Breakfast vital for kids

  • The Washington Post
  • Friday, August 30, 2013 2:47pm
  • Life

Casey Seidenberg, co-founder of Nourish Schools, a Washington, D.C.-based nutrition education company, answered questions about giving kids a smart start to the school year:

Q: When trying to get breakfast on the table, cereal is the quickest way to go. But are cereals such as Cheerios and Chex really all that healthy?

A: Processed cereals are not as healthful as whole-grain options such as whole oatmeal.

The grains in a processed cereal have been broken down, so they don’t provide all of the nutrition a whole grain would, and they often lack fiber, so they enter the bloodstream more quickly than a whole grain, which leaves a child hungry sooner.

A better bet for a quick breakfast is a homemade whole-grain muffin, or presoaked oatmeal that can be heated quickly.

Q: I switched the term “breakfast” to mean “eat something.” It could be scrambled eggs on toast or a meatloaf sandwich. Some days it was a serving spoon of peanut butter and a glass of milk. Other days it was homemade milkshake with frozen fruit.

A: Leftovers often make a great breakfast. We don’t need to eat the very American cereals and baked goods.

Meats and broth and greens are traditional morning meals in many countries and are a fantastic way to begin any day.

Q: My daughter who’s starting kindergarten just plain isn’t hungry in the morning. It takes at least two hours for her stomach to “wake up.”

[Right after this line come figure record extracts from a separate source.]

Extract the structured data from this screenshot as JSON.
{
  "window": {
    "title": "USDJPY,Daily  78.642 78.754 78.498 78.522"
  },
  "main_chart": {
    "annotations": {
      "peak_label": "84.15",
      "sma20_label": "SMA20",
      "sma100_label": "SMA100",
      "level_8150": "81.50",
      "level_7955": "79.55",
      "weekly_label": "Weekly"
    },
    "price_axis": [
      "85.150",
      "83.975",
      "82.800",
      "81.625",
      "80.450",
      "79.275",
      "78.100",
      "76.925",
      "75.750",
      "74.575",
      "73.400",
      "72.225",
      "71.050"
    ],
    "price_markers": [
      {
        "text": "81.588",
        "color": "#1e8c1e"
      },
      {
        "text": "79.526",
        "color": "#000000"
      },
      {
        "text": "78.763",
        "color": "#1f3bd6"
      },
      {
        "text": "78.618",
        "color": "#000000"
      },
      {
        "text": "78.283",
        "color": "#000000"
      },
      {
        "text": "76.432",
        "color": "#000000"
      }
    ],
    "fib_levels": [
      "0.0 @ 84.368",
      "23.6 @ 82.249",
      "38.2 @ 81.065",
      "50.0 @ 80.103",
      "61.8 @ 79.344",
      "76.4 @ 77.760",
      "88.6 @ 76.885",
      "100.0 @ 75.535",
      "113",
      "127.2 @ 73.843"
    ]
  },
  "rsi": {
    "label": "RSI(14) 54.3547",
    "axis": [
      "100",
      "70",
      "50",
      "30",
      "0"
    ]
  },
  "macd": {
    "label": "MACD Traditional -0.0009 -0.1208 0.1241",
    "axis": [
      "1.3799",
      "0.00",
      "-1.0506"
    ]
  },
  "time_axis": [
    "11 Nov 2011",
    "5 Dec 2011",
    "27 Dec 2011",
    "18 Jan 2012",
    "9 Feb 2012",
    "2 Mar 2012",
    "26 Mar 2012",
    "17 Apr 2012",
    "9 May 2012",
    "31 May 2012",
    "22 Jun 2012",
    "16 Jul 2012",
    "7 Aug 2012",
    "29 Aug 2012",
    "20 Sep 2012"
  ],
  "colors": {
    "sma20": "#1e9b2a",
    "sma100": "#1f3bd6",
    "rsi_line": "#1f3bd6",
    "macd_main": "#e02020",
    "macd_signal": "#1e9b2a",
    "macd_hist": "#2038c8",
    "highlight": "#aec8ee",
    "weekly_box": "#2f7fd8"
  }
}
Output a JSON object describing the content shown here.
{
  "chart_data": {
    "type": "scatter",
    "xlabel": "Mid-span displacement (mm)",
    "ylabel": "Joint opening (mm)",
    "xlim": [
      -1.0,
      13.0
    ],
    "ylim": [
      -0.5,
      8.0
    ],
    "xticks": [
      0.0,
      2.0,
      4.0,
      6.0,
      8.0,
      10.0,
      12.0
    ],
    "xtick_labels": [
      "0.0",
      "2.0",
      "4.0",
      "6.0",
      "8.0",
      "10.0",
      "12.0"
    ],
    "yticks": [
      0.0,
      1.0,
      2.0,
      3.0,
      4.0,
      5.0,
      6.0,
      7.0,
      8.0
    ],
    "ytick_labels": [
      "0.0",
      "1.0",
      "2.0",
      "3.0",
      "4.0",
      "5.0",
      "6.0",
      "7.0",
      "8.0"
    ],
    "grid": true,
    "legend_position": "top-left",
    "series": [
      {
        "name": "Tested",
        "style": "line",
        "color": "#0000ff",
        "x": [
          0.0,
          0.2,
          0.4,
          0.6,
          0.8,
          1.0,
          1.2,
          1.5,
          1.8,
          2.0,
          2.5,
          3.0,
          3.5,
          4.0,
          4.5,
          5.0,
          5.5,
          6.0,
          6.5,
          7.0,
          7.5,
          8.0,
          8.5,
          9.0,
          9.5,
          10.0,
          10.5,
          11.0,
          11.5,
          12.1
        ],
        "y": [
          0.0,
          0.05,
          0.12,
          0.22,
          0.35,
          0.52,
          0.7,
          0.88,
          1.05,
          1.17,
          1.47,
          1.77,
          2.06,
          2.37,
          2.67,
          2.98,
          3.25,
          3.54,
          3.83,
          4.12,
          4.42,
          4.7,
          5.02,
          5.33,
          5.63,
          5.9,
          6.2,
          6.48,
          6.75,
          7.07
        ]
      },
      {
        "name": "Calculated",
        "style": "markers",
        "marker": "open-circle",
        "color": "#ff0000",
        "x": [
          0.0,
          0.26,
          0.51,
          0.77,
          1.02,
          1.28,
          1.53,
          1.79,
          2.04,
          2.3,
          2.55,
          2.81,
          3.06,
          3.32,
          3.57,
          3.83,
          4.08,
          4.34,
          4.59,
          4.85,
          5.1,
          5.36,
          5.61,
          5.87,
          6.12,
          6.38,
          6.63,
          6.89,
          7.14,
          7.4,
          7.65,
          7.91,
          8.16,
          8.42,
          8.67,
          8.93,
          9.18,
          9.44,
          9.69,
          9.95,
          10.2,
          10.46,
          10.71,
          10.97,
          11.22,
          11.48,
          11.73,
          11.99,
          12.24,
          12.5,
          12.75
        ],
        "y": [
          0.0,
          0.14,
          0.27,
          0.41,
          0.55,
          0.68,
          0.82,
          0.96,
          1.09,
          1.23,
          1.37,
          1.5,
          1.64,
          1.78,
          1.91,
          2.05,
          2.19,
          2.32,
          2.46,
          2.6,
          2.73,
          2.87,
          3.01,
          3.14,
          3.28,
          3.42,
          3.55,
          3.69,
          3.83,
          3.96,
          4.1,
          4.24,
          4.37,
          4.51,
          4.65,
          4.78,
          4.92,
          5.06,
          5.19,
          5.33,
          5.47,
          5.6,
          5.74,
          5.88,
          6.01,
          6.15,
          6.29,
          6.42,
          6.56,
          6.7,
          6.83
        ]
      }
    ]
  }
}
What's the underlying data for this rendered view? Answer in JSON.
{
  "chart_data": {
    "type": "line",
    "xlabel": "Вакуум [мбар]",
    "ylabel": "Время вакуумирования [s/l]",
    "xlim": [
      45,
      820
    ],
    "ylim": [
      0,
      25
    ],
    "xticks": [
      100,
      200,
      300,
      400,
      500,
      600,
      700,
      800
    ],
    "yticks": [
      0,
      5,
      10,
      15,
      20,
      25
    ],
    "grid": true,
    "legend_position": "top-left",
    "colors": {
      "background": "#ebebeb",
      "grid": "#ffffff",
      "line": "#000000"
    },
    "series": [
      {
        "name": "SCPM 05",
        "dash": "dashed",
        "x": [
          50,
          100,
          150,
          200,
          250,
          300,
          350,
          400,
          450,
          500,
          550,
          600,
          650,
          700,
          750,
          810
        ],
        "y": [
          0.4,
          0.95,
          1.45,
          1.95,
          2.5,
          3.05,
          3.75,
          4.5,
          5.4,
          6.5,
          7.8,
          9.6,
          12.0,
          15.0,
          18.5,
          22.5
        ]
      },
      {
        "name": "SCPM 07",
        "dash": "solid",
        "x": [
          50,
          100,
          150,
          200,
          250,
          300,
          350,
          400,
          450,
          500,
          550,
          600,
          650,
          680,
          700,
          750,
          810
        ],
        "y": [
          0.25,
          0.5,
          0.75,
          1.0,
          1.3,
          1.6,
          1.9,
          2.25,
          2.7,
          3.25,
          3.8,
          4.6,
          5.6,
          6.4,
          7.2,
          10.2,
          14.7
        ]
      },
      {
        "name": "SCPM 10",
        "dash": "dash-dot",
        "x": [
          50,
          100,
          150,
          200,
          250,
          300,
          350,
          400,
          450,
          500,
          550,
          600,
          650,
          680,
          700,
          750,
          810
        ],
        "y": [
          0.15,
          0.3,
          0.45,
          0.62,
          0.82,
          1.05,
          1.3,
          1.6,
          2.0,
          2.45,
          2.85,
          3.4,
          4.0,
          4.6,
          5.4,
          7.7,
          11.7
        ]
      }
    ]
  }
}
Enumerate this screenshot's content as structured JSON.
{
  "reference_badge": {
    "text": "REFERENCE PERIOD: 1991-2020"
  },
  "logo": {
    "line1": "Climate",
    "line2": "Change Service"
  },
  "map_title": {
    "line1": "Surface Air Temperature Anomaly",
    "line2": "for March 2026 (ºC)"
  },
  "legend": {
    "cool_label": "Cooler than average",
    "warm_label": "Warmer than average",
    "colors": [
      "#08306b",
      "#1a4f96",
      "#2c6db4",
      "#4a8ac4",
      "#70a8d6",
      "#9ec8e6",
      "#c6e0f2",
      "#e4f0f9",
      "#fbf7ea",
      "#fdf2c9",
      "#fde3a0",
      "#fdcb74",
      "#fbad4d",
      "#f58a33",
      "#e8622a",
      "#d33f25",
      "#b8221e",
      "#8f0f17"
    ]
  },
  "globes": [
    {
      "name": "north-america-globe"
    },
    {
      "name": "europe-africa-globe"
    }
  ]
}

I’ve tried smoothies, cereal, pancakes, muffins and all kinds of “treats,” but she just won’t touch anything. Any thoughts?

A: My advice would be to do three things. First, explain to your child how important breakfast is to a growing child. The website www.breakfastfirst.org has some simple statistics and easy-to-explain facts.

This might not change her behavior immediately, but it may teach her to make the right choices when away from you.

Second, see whether you can pack her something to eat on the way to school or even at her desk. If discussed in advance, many teachers will allow a child to eat something at school if there is a good reason for it.

Third, think about lighter foods such as smoothies (which I know you have tried).

Ask your child whether it would feel better for her to have a smoothie or a little fruit and plain yogurt instead of something heavier like oatmeal or a baked good. She might be more open to foods if they are labeled “lighter.”